If I ever wanted proof beyond my own eyes that Emma Webber gave birth to Isaac and his brother, it’s this small sound of consolation. I hear it again when the train pulls into the station and a carriage full of passengers giddy with party spirit hurries out ahead of us to fill the platform.
“A reunion,” she sighs from the train doorway as a small boy runs into a man’s arms. His shout echoes.
“Daddy, Daddy!”
Hadi.
I see Ruth and her son get swept up into a hug next by a returning husband and father, I guess. She’s gone just as quickly. Steam from a tourist locomotive billows a white cloud between us. It parts a moment later to offer a glimpse of Luke, and I’d take a moment to appreciate how happiness suits him so much better than sternness if it wasn’t for who else I spot through steamy tendrils.
Isaac.
The platform might as well be empty instead of full of reuniting families. All I see is both he and Lenny searching, scanning, seeking out someone that another gust of steam hides from them.
I hurry then, and it doesn’t matter that Emma Webber is a shrimp who could easily get swamped on this crowded platform.
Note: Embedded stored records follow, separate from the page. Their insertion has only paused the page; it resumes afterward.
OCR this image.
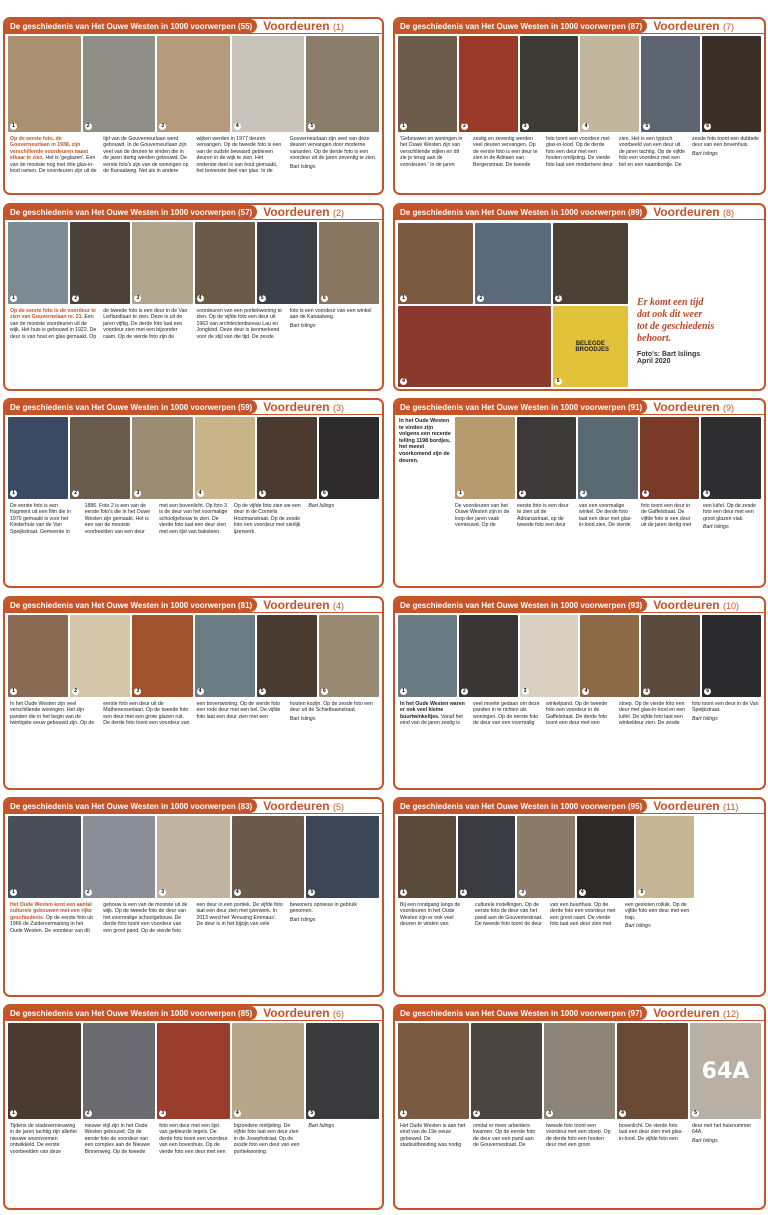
De geschiedenis van Het Ouwe Westen in 1000 voorwerpen
(55) Voordeuren (1)
1	2	3	4	5

Op de eerste foto, de Gouverneurlaan in 1938, zijn verschillende voordeuren naast elkaar te zien. Het is 'geglazen'. Een van de mooiste nog met drie glas-in-lood ramen. De voordeuren zijn uit de tijd van de Gouverneurlaan werd gebouwd. In de Gouverneurlaan zijn veel van de deuren te vinden die in de jaren dertig werden gebouwd. De eerste foto's zijn van de woningen op de Kanaalweg. Net als in andere wijken werden in 1977 deuren vervangen. Op de tweede foto is een van de oudste bewaard gebleven deuren in de wijk te zien. Het onderste deel is van hout gemaakt, het bovenste deel van glas. In de Gouverneurlaan zijn veel van deze deuren vervangen door moderne varianten. Op de derde foto is een voordeur uit de jaren zeventig te zien.

Bart Islings

De geschiedenis van Het Ouwe Westen in 1000 voorwerpen
(87) Voordeuren (7)
1	2	3	4	5	6

'Gebouwen en woningen in het Ouwe Westen zijn van verschillende stijlen en dit zie je terug aan de voordeuren.' In de jaren zestig en zeventig werden veel deuren vervangen. Op de eerste foto is een deur te zien in de Adriaen van Bergenstraat. De tweede foto toont een voordeur met glas-in-lood. Op de derde foto een deur met een houten omlijsting. De vierde foto laat een modernere deur zien. Het is een typisch voorbeeld van een deur uit de jaren tachtig. Op de vijfde foto een voordeur met een bel en een naambordje. De zesde foto toont een dubbele deur van een bovenhuis.

Bart Islings

De geschiedenis van Het Ouwe Westen in 1000 voorwerpen
(57) Voordeuren (2)
1	2	3	4	5	6

Op de eerste foto is de voordeur te zien van Gouvernelaan nr. 21. Een van de mooiste voordeuren uit de wijk. Het huis is gebouwd in 1922. De deur is van hout en glas gemaakt. Op de tweede foto is een deur in de Van Lieflandlaan te zien. Deze is uit de jaren vijftig. De derde foto laat een voordeur zien met een bijzonder raam. Op de vierde foto zijn de voordeuren van een portiekwoning te zien. Op de vijfde foto een deur uit 1963 van architectenbureau Lau en Jongkind. Deze deur is kenmerkend voor de stijl van die tijd. De zesde foto is een voordeur van een winkel aan de Kanaalweg.

Bart Islings

De geschiedenis van Het Ouwe Westen in 1000 voorwerpen
(89) Voordeuren (8)
1	2	3
4
BELEGDE BROODJES
5
Er komt een tijd
dat ook dit weer
tot de geschiedenis
behoort.
Foto's: Bart Islings
April 2020
De geschiedenis van Het Ouwe Westen in 1000 voorwerpen
(59) Voordeuren (3)
1	2	3	4	5	6

De eerste foto is een fragment uit een film die in 1970 gemaakt is voor het Kinderhuis van de Van Speijkstraat. Gemeente in 1886. Foto 2 is een van de eerste foto's die in het Ouwe Westen zijn gemaakt. Het is een van de mooiste voorbeelden van een deur met een bovenlicht. Op foto 3 is de deur van het voormalige schoolgebouw te zien. De vierde foto laat een deur zien met een lijst van baksteen. Op de vijfde foto zien we een deur in de Cornelis Houtmanstraat. Op de zesde foto een voordeur met sierlijk ijzerwerk.

Bart Islings

De geschiedenis van Het Ouwe Westen in 1000 voorwerpen
(91) Voordeuren (9)
In het Oude Westen te vinden zijn volgens een recente telling 1198 bordjes, het meest voorkomend zijn de deuren.
1	2	3	4	5

De voordeuren van het Ouwe Westen zijn in de loop der jaren vaak vernieuwd. Op de eerste foto is een deur te zien uit de Adrianastraat, op de tweede foto een deur van een voormalige winkel. De derde foto laat een deur met glas-in-lood zien. De vierde foto toont een deur in de Gaffelstraat. De vijfde foto is een deur uit de jaren dertig met een luifel. Op de zesde foto een deur met een groot glazen vlak.

Bart Islings

De geschiedenis van Het Ouwe Westen in 1000 voorwerpen
(81) Voordeuren (4)
1	2	3	4	5	6

In het Oude Westen zijn veel verschillende woningen. Het zijn panden die in het begin van de twintigste eeuw gebouwd zijn. Op de eerste foto een deur uit de Mathenesserlaan. Op de tweede foto een deur met een grote glazen ruit. De derde foto toont een voordeur van een bovenwoning. Op de vierde foto een rode deur met een bel. De vijfde foto laat een deur zien met een houten kozijn. Op de zesde foto een deur uit de Schietbaanstraat.

Bart Islings

De geschiedenis van Het Ouwe Westen in 1000 voorwerpen
(93) Voordeuren (10)
1	2	3	4	5	6

In het Oude Westen waren er ook veel kleine buurtwinkeltjes. Vanaf het eind van de jaren zestig is veel moeite gedaan om deze panden in te richten als woningen. Op de eerste foto de deur van een voormalig winkelpand. Op de tweede foto een voordeur in de Gaffelstraat. De derde foto toont een deur met een stoep. Op de vierde foto een deur met glas-in-lood en een luifel. De vijfde foto laat een winkeldeur zien. De zesde foto toont een deur in de Van Speijkstraat.

Bart Islings

De geschiedenis van Het Ouwe Westen in 1000 voorwerpen
(83) Voordeuren (5)
1	2	3	4	5

Het Oude Westen kent een aantal culturele gebouwen met een rijke geschiedenis. Op de eerste foto uit 1966 de Zuidervermaning in het Oude Westen. De voordeur van dit gebouw is een van de mooiste uit de wijk. Op de tweede foto de deur van het voormalige schoolgebouw. De derde foto toont een voordeur van een groot pand. Op de vierde foto een deur in een portiek. De vijfde foto laat een deur zien met ijzerwerk. In 2013 werd het 'Amusing Emmaus'. De deur is in het bijzijn van vele bewoners opnieuw in gebruik genomen.

Bart Islings

De geschiedenis van Het Ouwe Westen in 1000 voorwerpen
(95) Voordeuren (11)
1	2	3	4	5

Bij een rondgang langs de voordeuren in het Oude Westen zijn er ook veel deuren te vinden van culturele instellingen. Op de eerste foto de deur van het pand aan de Gouvernestraat. De tweede foto toont de deur van een buurthuis. Op de derde foto een voordeur met een groot raam. De vierde foto laat een deur zien met een gesloten rolluik. Op de vijfde foto een deur met een trap.

Bart Islings

De geschiedenis van Het Ouwe Westen in 1000 voorwerpen
(85) Voordeuren (6)
1	2	3	4	5

Tijdens de stadsvernieuwing in de jaren tachtig zijn allerlei nieuwe woonvormen ontwikkeld. De eerste voorbeelden van deze nieuwe stijl zijn in het Oude Westen gebouwd. Op de eerste foto de voordeur van een complex aan de Nieuwe Binnenweg. Op de tweede foto een deur met een lijst van gekleurde tegels. De derde foto toont een voordeur van een bovenhuis. Op de vierde foto een deur met een bijzondere omlijsting. De vijfde foto laat een deur zien in de Josephstraat. Op de zesde foto een deur van een portiekwoning.

Bart Islings

De geschiedenis van Het Ouwe Westen in 1000 voorwerpen
(97) Voordeuren (12)
1	2	3	4
64A
5

Het Oude Westen is aan het eind van de 19e eeuw gebouwd. De stadsuitbreiding was nodig omdat er meer arbeiders kwamen. Op de eerste foto de deur van een pand aan de Gouvernestraat. De tweede foto toont een voordeur met een stoep. Op de derde foto een houten deur met een groot bovenlicht. De vierde foto laat een deur zien met glas-in-lood. De vijfde foto een deur met het huisnummer 64A.

Bart Islings
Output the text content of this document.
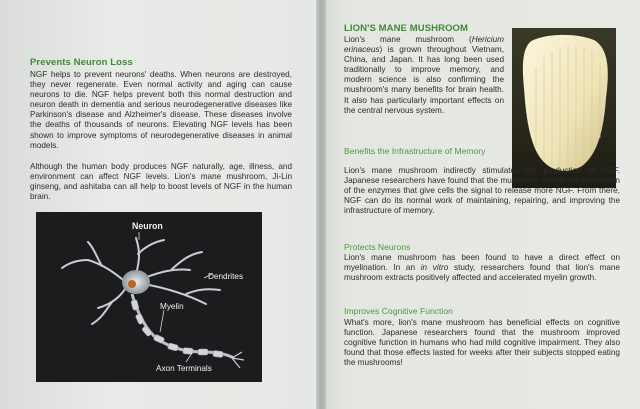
Prevents Neuron Loss
NGF helps to prevent neurons' deaths. When neurons are destroyed, they never regenerate. Even normal activity and aging can cause neurons to die. NGF helps prevent both this normal destruction and neuron death in dementia and serious neurodegenerative diseases like Parkinson's disease and Alzheimer's disease. These diseases involve the deaths of thousands of neurons. Elevating NGF levels has been shown to improve symptoms of neurodegenerative diseases in animal models.
Although the human body produces NGF naturally, age, illness, and environment can affect NGF levels. Lion's mane mushroom, Ji-Lin ginseng, and ashitaba can all help to boost levels of NGF in the human brain.
Neuron
Dendrites
Myelin
Axon Terminals
LION'S MANE MUSHROOM
Lion's mane mushroom (Hericium erinaceus) is grown throughout Vietnam, China, and Japan. It has long been used traditionally to improve memory, and modern science is also confirming the mushroom's many benefits for brain health. It also has particularly important effects on the central nervous system.
Benefits the Infrastructure of Memory
Lion's mane mushroom indirectly stimulates the production of NGF. Japanese researchers have found that the mushroom affects the production of the enzymes that give cells the signal to release more NGF. From there, NGF can do its normal work of maintaining, repairing, and improving the infrastructure of memory.
Protects Neurons
Lion's mane mushroom has been found to have a direct effect on myelination. In an in vitro study, researchers found that lion's mane mushroom extracts positively affected and accelerated myelin growth.
Improves Cognitive Function
What's more, lion's mane mushroom has beneficial effects on cognitive function. Japanese researchers found that the mushroom improved cognitive function in humans who had mild cognitive impairment. They also found that those effects lasted for weeks after their subjects stopped eating the mushrooms!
She takes my arm, hand curling my elbow, then takes the arm Josh offers, and nothing stops us from bringing her home to the only little boy here who arrived without a parent.
“Mum! That’s my mum!”
Today, Lenny will get to leave with her at long last, and I’ll never forget what steam clears just in time to show me.
Isaac meets my eyes over his mother’s shoulder, his own glossy for the best of reasons, and I couldn’t wish for a happier ending with my brother right beside me.